No entanto, ainda existem desafios e uma larga luta pela frente para assegurar, preservar e ampliar o direito à liberdade de consciência e de crença, coibir práticas discriminatórias e estimular o diálogo e garantir o pleno respeito e proteção desse direito fundamental para todos os cidadãos. Para isso, advogados especializados em defesa dos direitos civis atuam individual e coletivamente, já que a defesa da liberdade religiosa é uma pauta de todos.
Como advogada cristã, adventista do sétimo dia, atuando em parceria com a Anajure, participo como “amiga da corte” em um processo em que a parte interessada é uma irmã católica, ou seja, ainda que tenhamos religiões diferentes, nosso direito à liberdade de consciência e de crença é o mesmo e deve ser amplamente defendido, sem preferências.
Orientações
O que você recomenda para quem está se sentindo desrespeitado em relação aos seus direitos de liberdade religiosa, seja no trabalho, no ambiente educacional ou mesmo no universo digital?

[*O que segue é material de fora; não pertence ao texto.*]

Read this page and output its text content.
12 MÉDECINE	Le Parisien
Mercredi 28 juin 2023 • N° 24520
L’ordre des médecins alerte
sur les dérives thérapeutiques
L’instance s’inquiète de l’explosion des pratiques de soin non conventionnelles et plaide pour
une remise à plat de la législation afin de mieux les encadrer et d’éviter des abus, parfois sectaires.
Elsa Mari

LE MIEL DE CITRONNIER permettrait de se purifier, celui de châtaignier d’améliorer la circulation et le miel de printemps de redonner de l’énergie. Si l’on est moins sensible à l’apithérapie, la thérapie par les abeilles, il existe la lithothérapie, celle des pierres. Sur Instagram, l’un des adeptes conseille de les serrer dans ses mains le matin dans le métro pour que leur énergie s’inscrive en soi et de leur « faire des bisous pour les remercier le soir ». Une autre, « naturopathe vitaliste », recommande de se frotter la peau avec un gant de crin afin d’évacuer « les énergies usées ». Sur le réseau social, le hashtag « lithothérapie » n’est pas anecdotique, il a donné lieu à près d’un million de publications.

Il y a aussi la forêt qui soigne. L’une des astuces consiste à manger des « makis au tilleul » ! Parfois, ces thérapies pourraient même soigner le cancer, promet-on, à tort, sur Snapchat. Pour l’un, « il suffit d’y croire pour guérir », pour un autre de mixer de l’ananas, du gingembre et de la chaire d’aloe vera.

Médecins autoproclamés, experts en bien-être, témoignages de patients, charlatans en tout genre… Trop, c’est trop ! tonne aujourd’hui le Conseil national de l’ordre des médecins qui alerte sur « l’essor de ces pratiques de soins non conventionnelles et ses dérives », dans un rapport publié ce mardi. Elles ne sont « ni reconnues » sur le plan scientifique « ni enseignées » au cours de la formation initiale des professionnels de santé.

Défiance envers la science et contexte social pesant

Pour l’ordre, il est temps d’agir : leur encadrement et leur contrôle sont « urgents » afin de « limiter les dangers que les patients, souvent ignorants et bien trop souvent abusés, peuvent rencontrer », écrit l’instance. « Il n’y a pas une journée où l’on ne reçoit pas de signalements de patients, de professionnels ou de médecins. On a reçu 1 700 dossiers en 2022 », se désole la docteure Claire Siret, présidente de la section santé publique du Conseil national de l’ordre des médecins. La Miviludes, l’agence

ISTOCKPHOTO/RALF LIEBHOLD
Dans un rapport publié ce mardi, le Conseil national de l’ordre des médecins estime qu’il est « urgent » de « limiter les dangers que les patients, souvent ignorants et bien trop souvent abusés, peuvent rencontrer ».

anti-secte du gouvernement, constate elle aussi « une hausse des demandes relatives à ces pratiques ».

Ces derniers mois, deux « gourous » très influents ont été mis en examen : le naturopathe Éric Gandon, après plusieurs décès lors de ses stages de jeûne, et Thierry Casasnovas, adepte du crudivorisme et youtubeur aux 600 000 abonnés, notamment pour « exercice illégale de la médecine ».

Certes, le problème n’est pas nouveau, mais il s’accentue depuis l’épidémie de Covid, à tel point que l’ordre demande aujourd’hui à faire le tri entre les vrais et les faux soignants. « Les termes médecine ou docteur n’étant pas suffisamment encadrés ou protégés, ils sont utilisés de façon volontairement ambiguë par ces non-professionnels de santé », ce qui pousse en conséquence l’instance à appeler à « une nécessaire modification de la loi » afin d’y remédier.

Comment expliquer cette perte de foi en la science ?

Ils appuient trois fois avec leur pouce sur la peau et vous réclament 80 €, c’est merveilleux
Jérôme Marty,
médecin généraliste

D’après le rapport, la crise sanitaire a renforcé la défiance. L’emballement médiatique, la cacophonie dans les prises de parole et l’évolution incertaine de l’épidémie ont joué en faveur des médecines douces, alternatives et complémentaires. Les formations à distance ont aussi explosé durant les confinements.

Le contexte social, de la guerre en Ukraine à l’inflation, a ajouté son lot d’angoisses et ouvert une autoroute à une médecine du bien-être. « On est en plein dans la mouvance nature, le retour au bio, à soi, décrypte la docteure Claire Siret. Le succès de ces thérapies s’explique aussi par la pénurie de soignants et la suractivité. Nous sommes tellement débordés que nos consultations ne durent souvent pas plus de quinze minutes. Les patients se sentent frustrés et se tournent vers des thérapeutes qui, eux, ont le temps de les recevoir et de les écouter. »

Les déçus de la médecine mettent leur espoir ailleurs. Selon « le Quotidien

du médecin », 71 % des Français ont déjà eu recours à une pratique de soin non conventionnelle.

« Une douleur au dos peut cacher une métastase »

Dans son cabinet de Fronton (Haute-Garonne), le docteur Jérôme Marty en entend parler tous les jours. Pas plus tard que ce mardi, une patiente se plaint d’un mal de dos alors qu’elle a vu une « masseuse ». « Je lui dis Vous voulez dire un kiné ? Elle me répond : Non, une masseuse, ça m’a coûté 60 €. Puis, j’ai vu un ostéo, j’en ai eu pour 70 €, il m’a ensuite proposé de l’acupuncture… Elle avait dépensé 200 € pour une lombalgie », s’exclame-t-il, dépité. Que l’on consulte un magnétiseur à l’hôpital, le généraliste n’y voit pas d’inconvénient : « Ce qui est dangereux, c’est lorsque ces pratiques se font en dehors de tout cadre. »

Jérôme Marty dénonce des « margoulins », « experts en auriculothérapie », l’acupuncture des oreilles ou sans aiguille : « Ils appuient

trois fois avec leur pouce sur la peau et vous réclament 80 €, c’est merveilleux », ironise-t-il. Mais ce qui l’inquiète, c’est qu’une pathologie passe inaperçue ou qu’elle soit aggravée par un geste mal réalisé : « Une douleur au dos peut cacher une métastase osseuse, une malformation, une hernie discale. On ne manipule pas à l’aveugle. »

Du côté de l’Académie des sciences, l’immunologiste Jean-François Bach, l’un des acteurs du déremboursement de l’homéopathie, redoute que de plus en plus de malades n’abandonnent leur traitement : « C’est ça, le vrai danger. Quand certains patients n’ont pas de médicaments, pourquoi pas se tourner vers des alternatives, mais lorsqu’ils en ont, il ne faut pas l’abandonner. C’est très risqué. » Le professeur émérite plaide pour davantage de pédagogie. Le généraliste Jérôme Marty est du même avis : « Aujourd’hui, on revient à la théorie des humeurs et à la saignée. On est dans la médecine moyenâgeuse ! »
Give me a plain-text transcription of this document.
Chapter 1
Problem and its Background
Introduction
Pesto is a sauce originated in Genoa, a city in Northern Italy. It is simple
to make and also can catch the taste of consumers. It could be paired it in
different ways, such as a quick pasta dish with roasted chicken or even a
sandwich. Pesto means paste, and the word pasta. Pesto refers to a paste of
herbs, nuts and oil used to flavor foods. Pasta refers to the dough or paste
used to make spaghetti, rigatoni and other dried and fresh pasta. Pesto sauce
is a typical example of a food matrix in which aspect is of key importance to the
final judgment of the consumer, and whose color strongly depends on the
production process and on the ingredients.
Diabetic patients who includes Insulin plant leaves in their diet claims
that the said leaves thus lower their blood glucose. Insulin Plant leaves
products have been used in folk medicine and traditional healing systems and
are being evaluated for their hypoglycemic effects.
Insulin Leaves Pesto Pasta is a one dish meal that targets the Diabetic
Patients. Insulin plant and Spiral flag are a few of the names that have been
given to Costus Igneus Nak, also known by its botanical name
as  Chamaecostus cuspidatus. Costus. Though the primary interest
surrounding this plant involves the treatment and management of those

É importante tomar medidas para eliminar o problema, mas de forma construtiva e eficaz. O primeiro passo é conhecer seus direitos e identificar se determinada abordagem é discriminatória.
A comunicação também é fundamental. Se possível, dialogue com a pessoa envolvida, seja no trabalho, no ambiente digital ou escolar. Expresse claramente suas preocupações e explique quais comportamentos estão afetando, violando sua liberdade religiosa ou de crença.
Caso não se sinta confortável abordando diretamente a situação, busque apoio de colegas de trabalho, professores, colegas de classe ou amigos que possam oferecer suporte moral e conselhos sobre como lidar com a situação ou alguém para interceder por você.
Se a situação persistir e não puder ser resolvida de maneira informal, considere reportar o caso às autoridades competentes. Isso pode incluir recursos humanos no local de trabalho, a administração da instituição educacional ou plataformas digitais relevantes.
Busque assistência legal e apoio comunitário. Se necessário, consulte um advogado especializado em direitos civis ou liberdade religiosa para orientação sobre suas opções legais. Busque também suporte com sua comunidade religiosa ou espiritual.
A situação no ambiente digital é um pouco mais complexa, pois pode envolver desconhecidos ou perfis falsos, então é importante denunciar a página, documentar (guardar as provas) e fazer uma denúncia formal na plataforma ou rede social. Caso persista, considere a judicialização.
É importante lembrar que você tem o direito de praticar sua religião livremente e ser tratado com respeito e dignidade em todas as áreas da vida. Não hesite em tomar medidas para proteger seus direitos e promover a igualdade e a justiça.